One possible way of spending retirement is to enroll in marathons, ironmen (or is that ironmans?), ultracycling, etc. all over the country or planet depending on ambition. Last SundayA couple of years ago I completed my first century (actually it turned into 123 miles (197km) since I took a wrong turn at some point) which was quite fun — as time passes it seems increasingly fun, go figure — and not as hard as I expected. Given that I was still feeling fresh, I played a game of hockey afterwards which led me to suggest to DW that I should do an ironman at some point (gotta try everything once).

So here are my observations regarding spending “retirement” doing endurance events.

  1. Unlike less demanding sports, traditionally played by older retirees, like golf, fly fishing, It is a way to keep in shape. Young people (under 25) tend to take being healthy for granted, whereas older people mostly have to work for it.
  2. Training for endurance requires a time commitment of 1-3 hours a day.
  3. One gets to see nature up close. It’s one thing to drive a car up to a summit to watch the view. It’s an entirely different experience spending an hour or more climbing it. Doing that compares to the car experience as the car experience compares watching the mountain on TV.
  4. One gets to meet interesting people and go interesting places. Many people seemed to know each other from previous events. Also one can get interesting t-shirts.
  5. These hobbies can be as expensive as one wants to make them. Since the events are generally noncompetitive, paying $1000’s of dollars for equipment that shave a few minutes off every hour is unnecessary.
  6. One major cost is travel costs. This can include gas (or even airfare) to the event plus food and hotel. The entrance fee comes on top of that.
  7. Another cost is food. I found myself eating a lot more. If a 40 mile training ride is worth 1800kcal that’s almost a day’s worth of food meaning that I would be eating twice as much. Most of those calories come in the form of rice and beans, but it’s still a factor.
  8. The bike wears out — especially when ridden for 5000-10000 miles a year.
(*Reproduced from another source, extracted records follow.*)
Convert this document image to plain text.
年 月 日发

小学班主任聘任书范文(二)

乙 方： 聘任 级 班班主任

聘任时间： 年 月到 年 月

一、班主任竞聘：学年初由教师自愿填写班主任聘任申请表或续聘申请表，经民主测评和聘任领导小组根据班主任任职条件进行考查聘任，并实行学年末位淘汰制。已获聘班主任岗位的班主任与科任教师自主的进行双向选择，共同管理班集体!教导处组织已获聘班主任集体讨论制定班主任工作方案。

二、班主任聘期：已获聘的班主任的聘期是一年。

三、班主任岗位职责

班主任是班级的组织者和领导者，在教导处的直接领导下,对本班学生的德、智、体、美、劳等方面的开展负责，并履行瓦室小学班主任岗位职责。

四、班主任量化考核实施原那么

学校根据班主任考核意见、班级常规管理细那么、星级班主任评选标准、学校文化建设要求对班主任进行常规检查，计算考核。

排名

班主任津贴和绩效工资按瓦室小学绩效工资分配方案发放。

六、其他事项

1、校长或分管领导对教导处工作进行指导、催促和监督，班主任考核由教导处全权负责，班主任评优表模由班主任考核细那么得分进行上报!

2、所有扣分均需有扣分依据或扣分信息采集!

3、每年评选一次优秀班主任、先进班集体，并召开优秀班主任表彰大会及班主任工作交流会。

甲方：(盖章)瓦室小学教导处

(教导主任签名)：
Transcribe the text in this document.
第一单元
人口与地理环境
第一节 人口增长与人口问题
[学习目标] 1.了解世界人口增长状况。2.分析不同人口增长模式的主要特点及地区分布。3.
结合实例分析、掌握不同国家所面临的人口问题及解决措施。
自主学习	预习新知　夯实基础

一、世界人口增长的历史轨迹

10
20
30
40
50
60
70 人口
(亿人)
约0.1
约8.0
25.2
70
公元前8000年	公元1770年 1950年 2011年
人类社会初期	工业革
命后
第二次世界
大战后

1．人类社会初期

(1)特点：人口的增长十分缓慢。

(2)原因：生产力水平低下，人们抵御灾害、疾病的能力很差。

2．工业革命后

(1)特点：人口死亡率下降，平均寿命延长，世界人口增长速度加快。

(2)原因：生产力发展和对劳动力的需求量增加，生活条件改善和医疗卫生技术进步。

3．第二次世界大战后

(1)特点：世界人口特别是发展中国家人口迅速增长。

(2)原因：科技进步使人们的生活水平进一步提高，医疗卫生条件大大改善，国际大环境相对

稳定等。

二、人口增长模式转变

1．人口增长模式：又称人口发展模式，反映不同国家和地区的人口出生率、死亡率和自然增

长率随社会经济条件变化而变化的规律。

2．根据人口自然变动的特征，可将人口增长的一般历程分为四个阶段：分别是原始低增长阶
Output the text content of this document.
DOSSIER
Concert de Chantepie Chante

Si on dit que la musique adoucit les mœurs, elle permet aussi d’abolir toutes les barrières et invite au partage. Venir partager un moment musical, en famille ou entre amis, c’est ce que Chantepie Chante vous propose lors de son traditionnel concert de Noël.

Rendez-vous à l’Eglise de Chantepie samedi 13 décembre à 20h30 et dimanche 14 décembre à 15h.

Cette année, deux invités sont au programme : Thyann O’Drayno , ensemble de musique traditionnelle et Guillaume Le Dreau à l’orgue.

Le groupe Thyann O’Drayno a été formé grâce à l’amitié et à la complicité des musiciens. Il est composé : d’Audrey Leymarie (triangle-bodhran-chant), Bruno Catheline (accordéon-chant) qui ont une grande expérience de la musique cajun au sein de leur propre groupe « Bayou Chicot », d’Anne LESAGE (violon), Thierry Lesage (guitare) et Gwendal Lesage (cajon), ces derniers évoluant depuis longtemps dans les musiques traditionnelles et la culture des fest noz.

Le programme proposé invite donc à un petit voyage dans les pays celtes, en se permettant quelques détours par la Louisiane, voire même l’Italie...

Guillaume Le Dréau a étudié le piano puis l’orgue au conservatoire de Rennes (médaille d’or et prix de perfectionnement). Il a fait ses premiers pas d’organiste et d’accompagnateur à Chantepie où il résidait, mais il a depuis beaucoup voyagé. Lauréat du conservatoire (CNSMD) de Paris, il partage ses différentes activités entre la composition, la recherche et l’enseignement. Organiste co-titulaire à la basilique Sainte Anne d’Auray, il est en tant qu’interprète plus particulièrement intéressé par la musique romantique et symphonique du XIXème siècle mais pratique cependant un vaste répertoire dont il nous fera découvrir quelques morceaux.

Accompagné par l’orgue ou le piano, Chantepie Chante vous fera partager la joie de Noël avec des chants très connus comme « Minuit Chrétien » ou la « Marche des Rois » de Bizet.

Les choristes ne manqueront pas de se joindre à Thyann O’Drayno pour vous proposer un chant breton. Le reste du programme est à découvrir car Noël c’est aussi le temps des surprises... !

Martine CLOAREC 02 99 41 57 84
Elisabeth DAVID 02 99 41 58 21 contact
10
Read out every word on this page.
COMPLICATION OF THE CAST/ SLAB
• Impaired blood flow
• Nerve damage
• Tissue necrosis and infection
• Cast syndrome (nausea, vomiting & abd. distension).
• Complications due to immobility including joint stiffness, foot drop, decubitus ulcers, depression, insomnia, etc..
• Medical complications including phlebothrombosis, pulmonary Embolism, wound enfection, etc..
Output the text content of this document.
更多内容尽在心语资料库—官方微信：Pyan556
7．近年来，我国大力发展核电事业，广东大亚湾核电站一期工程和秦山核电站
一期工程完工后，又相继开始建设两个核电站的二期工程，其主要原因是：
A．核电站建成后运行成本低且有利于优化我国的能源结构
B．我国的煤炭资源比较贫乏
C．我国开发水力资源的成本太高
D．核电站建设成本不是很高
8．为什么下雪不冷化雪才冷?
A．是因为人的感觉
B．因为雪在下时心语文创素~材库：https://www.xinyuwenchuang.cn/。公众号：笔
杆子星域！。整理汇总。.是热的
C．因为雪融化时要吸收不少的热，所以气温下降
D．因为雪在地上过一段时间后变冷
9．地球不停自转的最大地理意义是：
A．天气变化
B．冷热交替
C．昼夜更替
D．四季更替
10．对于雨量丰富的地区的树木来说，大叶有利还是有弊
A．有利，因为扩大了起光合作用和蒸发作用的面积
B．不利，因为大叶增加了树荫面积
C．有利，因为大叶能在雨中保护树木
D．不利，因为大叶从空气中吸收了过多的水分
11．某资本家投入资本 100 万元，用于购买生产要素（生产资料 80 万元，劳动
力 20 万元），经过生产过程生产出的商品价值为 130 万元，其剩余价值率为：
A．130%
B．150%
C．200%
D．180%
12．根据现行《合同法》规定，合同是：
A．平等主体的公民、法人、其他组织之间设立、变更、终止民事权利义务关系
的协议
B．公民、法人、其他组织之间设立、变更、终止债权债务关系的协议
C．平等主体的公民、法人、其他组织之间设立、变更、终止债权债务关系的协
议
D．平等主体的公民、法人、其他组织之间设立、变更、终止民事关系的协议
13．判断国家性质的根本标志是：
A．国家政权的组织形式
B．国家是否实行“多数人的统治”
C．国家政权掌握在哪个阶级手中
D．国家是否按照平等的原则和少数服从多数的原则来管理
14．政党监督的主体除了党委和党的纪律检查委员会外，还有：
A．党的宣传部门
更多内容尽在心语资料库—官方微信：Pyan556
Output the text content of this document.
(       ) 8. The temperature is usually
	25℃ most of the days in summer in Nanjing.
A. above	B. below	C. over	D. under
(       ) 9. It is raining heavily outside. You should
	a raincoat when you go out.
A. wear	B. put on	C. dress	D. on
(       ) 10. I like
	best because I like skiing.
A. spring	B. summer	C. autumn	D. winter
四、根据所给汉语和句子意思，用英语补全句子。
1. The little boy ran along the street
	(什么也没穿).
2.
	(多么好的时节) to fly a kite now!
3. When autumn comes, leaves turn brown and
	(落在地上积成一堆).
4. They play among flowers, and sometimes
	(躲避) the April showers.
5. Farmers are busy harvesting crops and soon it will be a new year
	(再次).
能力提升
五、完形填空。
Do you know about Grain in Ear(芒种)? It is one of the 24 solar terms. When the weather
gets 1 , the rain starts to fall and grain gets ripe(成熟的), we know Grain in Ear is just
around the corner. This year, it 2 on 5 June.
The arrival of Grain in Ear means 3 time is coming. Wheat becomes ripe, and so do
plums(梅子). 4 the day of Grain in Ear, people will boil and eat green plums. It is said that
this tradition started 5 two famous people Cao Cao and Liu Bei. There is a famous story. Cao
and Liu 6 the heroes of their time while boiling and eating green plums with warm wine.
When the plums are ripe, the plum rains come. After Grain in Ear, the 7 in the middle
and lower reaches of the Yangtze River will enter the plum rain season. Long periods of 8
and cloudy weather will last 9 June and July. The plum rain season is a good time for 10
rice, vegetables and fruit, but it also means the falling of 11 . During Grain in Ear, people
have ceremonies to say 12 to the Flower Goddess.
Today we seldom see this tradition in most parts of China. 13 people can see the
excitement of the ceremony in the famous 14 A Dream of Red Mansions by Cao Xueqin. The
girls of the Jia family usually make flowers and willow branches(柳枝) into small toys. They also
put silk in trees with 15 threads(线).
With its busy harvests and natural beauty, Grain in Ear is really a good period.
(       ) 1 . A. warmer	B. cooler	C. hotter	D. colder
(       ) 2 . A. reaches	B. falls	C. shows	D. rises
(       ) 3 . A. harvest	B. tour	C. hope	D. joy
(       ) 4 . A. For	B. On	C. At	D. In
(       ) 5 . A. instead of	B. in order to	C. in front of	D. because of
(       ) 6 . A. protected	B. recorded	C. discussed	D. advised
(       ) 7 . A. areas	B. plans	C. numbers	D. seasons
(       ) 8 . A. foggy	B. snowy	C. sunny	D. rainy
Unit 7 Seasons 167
I figure 10-20% of the bike’s cost each year in depreciation and maintenance.
  9. For those who are used to using their brain all day, it is very liberating to engage in something that requires little abstract reasoning and is felt directly by the body.

All in all, I don’t think training and participating would be sufficiently self-actualizing in the long run. I think the challenge would too easy after a short while (the pinnacle of the century ride seems to be Mt Whitney, the Death ride and various events in Death Valley – correct me if I’m wrong). Related to this of course are events where the learning curve is steeper like RAAM, adventure racing, tris, and even riding around the world. Centuries for me would not provide 24/7 levels of fun like other things do. Remaining with the century events, doing SAG support and helping other riders finish may be a meaningful endeavor.

Originally posted 2008-05-05 21:29:52.